Mehr als 1.000 Juristinnen und Juristen haben sich dem Aufruf für ein Verbot der AfD angeschlossen. Der Republikanische Anwältinnen- und Anwälteverein (RAV) teilte mit, dass sich inzwischen 1.051 Unterstützerinnen und Unterstützer hinter den offenen Brief an die Bundesregierung und den Bundestag gestellt haben. Mitte Juli, als der Brief veröffentlicht wurde, waren es nach Angaben des Vereins gut 500.
Offener Brief an Bundesregierung und Bundestag
Der RAV hatte den offenen Brief Mitte Juli an die Bundesregierung und den Bundestag gerichtet. Darin fordern die Unterzeichnenden die Verfassungsorgane auf, ihre Rechte nach Artikel 21 des Grundgesetzes wahrzunehmen und einen Antrag auf Feststellung der Verfassungswidrigkeit der AfD beim Bundesverfassungsgericht zu stellen. Unter den Unterstützerinnen und Unterstützern befinden sich Anwältinnen und Anwälte, Richterinnen und Richter sowie Staatsanwältinnen und Staatsanwälte.
Der Verein erklärte: Die Unterzeichnenden sähen es als „Pflicht, uns für die Menschenwürde aller Menschen einzusetzen“. „Dazu gehört, dass wir eine Partei wie die AfD, die zentralen Grundwerten unserer Verfassung widerspricht, entschieden bekämpfen“, so der RAV weiter.

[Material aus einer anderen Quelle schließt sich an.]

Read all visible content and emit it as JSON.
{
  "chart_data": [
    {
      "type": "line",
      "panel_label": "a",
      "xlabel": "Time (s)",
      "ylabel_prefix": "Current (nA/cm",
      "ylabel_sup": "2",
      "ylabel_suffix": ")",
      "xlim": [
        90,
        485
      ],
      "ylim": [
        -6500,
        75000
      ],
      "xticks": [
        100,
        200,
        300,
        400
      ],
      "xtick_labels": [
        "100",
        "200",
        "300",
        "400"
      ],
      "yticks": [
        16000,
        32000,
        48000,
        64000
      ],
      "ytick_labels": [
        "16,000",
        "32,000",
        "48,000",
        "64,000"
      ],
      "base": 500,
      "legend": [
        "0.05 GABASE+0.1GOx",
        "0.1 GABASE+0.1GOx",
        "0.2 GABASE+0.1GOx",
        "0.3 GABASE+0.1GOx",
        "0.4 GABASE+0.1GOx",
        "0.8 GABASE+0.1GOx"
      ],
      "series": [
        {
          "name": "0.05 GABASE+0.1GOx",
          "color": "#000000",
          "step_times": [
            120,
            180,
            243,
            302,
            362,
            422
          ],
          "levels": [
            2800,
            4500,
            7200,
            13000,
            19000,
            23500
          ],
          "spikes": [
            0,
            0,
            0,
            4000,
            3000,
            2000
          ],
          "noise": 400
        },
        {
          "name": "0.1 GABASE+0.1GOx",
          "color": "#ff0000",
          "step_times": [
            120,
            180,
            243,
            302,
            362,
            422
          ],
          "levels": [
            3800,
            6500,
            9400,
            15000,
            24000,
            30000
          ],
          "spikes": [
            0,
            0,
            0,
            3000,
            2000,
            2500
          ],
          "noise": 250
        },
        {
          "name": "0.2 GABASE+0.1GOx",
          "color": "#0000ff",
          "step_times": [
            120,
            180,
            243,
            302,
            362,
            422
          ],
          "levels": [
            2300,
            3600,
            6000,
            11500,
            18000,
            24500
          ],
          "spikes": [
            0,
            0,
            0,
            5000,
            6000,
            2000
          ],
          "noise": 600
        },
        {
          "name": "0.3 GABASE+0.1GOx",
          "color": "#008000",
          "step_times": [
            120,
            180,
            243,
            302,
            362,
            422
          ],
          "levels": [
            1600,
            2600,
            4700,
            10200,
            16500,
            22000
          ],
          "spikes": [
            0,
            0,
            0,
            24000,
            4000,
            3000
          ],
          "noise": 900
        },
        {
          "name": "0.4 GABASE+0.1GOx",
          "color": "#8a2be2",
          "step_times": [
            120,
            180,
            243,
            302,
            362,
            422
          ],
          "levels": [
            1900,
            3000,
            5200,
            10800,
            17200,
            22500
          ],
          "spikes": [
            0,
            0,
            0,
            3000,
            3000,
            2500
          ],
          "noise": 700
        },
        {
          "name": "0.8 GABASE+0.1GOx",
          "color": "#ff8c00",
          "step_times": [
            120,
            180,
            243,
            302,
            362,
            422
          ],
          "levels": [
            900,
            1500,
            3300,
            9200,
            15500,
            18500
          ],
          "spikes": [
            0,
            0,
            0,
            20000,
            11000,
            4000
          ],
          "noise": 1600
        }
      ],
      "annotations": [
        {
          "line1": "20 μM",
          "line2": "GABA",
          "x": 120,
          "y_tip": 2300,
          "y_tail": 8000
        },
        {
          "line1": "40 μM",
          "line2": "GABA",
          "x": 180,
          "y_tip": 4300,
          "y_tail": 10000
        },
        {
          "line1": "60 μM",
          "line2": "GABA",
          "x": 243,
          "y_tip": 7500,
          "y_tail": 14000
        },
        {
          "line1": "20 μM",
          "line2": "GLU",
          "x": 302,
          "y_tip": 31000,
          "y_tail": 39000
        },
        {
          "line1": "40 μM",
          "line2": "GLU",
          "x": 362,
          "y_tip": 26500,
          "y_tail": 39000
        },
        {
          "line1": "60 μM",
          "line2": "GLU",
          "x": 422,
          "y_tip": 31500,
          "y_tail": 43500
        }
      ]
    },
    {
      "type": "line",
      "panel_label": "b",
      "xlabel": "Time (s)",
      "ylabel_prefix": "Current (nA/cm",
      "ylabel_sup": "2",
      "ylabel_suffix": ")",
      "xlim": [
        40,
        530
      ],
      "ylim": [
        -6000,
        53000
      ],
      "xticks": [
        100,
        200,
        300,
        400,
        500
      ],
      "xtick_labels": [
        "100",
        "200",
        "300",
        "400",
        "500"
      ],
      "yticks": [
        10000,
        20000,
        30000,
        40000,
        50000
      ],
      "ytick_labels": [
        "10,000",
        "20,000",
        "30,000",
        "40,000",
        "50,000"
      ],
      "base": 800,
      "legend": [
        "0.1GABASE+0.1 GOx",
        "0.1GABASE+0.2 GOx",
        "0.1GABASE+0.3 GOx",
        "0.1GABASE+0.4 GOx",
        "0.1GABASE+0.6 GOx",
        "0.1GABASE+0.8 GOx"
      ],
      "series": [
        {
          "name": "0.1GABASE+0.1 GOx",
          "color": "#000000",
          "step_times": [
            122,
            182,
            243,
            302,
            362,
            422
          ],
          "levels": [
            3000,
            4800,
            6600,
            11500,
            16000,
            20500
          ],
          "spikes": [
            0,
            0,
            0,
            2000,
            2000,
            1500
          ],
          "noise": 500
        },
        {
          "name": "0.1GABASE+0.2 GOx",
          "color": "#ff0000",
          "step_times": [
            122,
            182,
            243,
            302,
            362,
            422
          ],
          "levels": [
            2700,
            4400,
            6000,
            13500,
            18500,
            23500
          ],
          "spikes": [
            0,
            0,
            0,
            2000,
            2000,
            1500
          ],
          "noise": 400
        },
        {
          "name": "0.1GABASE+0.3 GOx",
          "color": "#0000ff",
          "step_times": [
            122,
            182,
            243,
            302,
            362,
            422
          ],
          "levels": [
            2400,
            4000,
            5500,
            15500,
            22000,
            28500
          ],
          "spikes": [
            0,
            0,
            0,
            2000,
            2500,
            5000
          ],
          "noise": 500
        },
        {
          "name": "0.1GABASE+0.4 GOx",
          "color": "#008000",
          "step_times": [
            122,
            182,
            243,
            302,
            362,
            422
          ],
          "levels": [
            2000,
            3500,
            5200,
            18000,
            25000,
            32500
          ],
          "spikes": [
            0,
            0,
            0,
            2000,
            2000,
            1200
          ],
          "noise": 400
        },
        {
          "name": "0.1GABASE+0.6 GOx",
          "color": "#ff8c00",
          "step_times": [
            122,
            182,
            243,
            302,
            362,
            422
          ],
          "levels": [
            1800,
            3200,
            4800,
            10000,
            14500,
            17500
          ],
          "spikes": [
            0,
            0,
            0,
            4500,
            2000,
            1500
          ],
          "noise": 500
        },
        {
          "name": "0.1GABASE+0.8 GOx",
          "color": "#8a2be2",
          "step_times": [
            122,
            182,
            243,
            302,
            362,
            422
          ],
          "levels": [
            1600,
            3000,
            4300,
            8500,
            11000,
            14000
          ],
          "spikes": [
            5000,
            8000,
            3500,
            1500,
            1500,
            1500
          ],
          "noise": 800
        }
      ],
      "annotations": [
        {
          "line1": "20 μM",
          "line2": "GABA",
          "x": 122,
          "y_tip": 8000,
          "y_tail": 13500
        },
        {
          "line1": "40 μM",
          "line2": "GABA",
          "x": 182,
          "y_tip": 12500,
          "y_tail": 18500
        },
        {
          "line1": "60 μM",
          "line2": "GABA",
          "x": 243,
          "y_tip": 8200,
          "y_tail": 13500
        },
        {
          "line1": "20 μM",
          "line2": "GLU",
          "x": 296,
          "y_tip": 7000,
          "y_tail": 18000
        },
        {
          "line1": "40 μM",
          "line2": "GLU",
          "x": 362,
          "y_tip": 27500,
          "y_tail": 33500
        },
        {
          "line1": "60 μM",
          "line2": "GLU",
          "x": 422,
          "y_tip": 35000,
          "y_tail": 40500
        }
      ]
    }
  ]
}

Gutachten sieht Verstöße gegen Demokratieprinzip
Der RAV stützt sich auf ein Gutachten, das die Gesellschaft für Freiheitsrechte in Auftrag gegeben hatte. Die acht Autorinnen und Autoren des Gutachtens kommen zu dem Schluss, dass ein Verbotsantrag gegen die AfD gute Erfolgschancen beim Bundesverfassungsgericht hätte. Sie begründen ihre Einschätzung mit Verstößen gegen das Demokratieprinzip und die Menschenwürdegarantie.
Das Gutachten hat die Debatte über ein mögliches Parteiverbot weiter angeheizt. Aus Sicht der Autorinnen und Autoren erfüllt die AfD die rechtlichen Kriterien, um als verfassungswidrig eingestuft zu werden. Das Papier gilt als zentrale Arbeitsgrundlage für alle weiteren Schritte.
Verfahren vor dem Bundesverfassungsgericht
Nach Artikel 21 des Grundgesetzes sind Parteien verfassungswidrig, wenn sie die freiheitliche demokratische Grundordnung beseitigen wollen. Die Entscheidung über ein Verbot obliegt allein dem Bundesverfassungsgericht in Karlsruhe. Einen Antrag können der Bundestag, der Bundesrat oder die Bundesregierung stellen. Erst wenn das Gericht die Verfassungswidrigkeit feststellt, kann die Partei aufgelöst werden; ihre Abgeordneten verlieren dann ihre Mandate.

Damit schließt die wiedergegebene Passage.